Vinny Dotolo: [A long pause] I gotta tell you man, I love Pizzeria Mozza. I f***ing love it, love it, love it. They come in here a lot, we go in there a lot. Good place, good energy, the food tastes good. It's kind of like here. Some things are always here, some things are different. I kind of like that. And I have to say...I wish I had the La Super-Rica Taqueria down here. It's like my perfect lunch. As much as we have a lot of Mexican food down here, authenticity is hard to find. But I have to say Mozza is my go-to restaurant. If someone asked me for one place to eat dinner before they left town, that'd be it.

SI: What percentage of the food that you put out comes from farmers market ingredients and what percentage comes from vendors?

[Vinny happens to walk in while this question is asked, so they answer it together.]

VD: For produce it's 98 percent. The only things we buy from purveyors are some herbs, limes. I mean, you can't buy milk and meat there. You can buy milk, but food costs would be through the roof.

JS: We love farmers markets. It's not cheap. But the quality is amazing.

SI: Your menu changes a lot based on the seasons. What's the process like for you when you create a new dish?

JS: Our problems here with new dishes is that people get really upset when certain dishes come off. So I always joke that the strong survive. The other day we didn't have poutine because we ran out of Bordelaise and people were like "where's the poutine?" So sometimes it just comes down to what we're able to do. Gets back to the dream kitchen. We may have a great idea, but execution during service would be impossible. We don't have a convi oven, we don't have circulators.

[Vinny happens to walk in again and chimes in.]

VD: But if somebody reads this and wants to send us a convi oven or ice cream maker, we won't send it back.

[Now back to Vinny's interview.]

VD: We hardly ever plan in advance. Sometimes I'll work on something, give it a shot. But I'm not planning summer dishes now. Planning never seems to work out well, because then you anticipate something being there and it's not there. Maybe when I get older I'll plan more, but I find that now I experiment more beforehand. Now I'll think of an idea, try it out, then think about it, then put it on. Rather than just going for it. Unless I feel like it's a well rounded thought. I just find that planning is hard. You could show up to the farmer's market and there's nothing there. But I like having a lot of ingredients. I'll get new stuff, then get it all in front of me and then start planning. Like, for that day, or for that night.

SI: All right. If you could have any chef in the world cook you a multi-course dinner, who would it be?

JS: Jeremy Fox. He's a friend, but I think that with him being gone from Ubuntu, I think Vinny and I are a little bummed that we never got to have his food there. So I miss that we never got to have his food in a restaurant setting. We're hoping that in a couple months we can get him to come down here and do some dinners. We call him the wizard around here. Someone recently asked him what his favorite cooking technique was and he looked them in the eye and said "cooking with stones". So he'd be my guy right now, I guess.
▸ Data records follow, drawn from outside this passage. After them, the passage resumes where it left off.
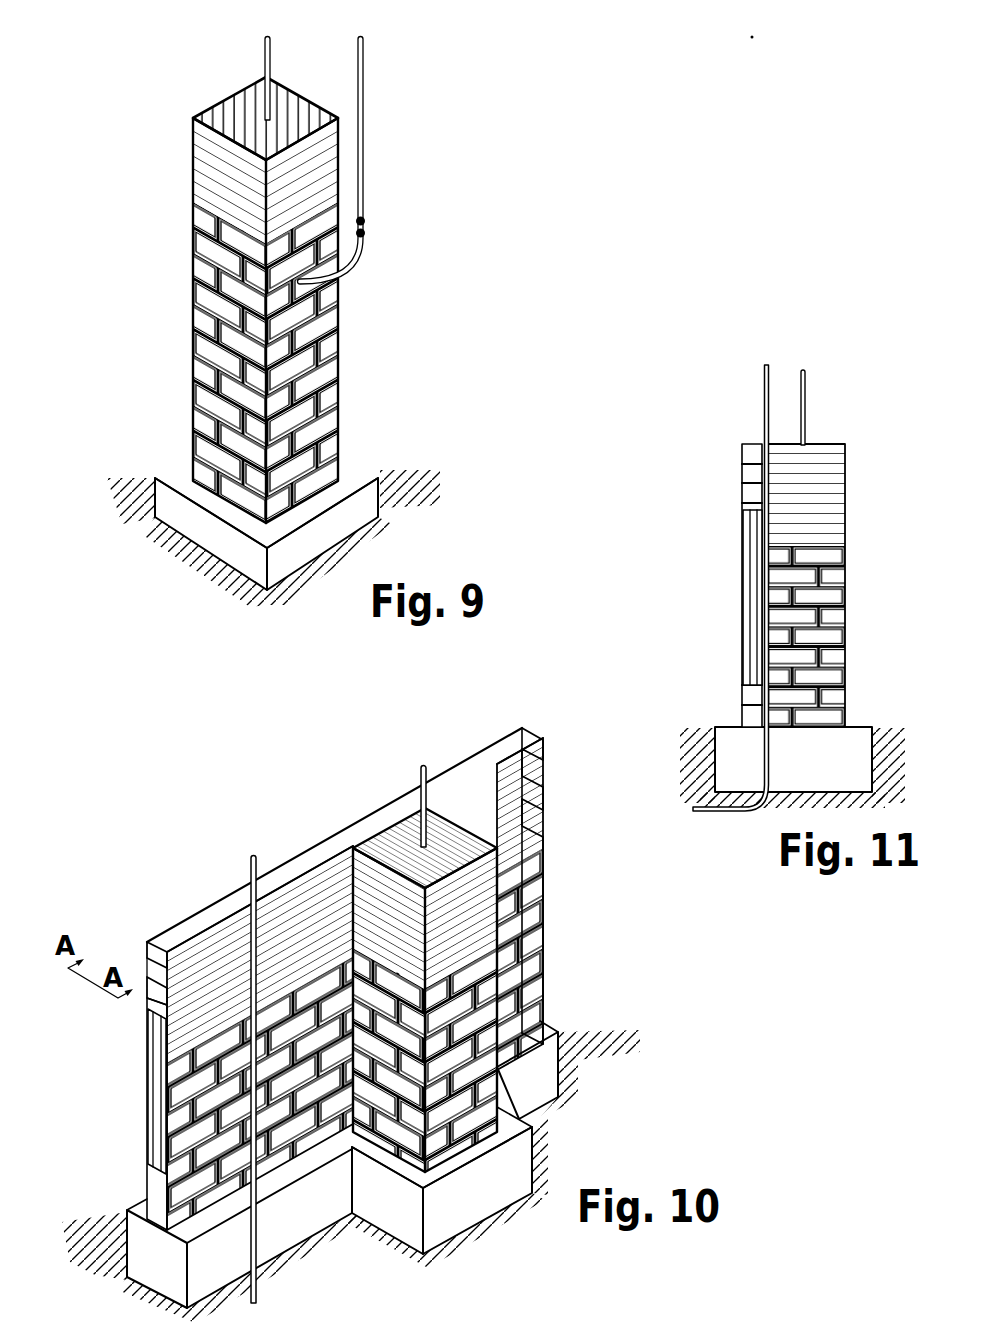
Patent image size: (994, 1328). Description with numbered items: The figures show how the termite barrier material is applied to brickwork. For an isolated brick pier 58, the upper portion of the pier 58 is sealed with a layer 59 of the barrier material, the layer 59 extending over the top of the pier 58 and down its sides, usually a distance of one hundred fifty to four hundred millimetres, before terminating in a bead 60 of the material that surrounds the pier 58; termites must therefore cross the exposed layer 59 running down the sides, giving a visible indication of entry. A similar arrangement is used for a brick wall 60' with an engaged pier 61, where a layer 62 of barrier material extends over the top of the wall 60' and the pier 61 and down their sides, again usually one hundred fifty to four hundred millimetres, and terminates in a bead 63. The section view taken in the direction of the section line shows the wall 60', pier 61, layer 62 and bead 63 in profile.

In FIG. 9, the isolated brick pier 58 is at (186, 309).
In FIG. 9, the layer of material 59 is at (311, 98).
In FIG. 9, the bead 60 is at (223, 181).
In FIG. 10, the brick wall 60' is at (404, 979).
In FIG. 11, the brick wall 60' is at (697, 581).
In FIG. 10, the engaged pier 61 is at (533, 999).
In FIG. 11, the engaged pier 61 is at (856, 537).
In FIG. 10, the layer of barrier material 62 is at (465, 762).
In FIG. 11, the layer of barrier material 62 is at (835, 463).
In FIG. 10, the bead 63 is at (547, 838).
In FIG. 11, the bead 63 is at (795, 548).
I don't know.

VD: Anywhere in the world? Wow...f**k. That's a tough question. There's so many good people. I could have, like, seven people do one course each. I almost want to say somebody who's food I haven't had. But I've been to Alinea and I've had Grant's food before, and that's some of the best cooking I've had in a long time. So I'd have to say him. I'd have to say Grant Achatz or Jeremy Fox from Ubuntu. Those are my two.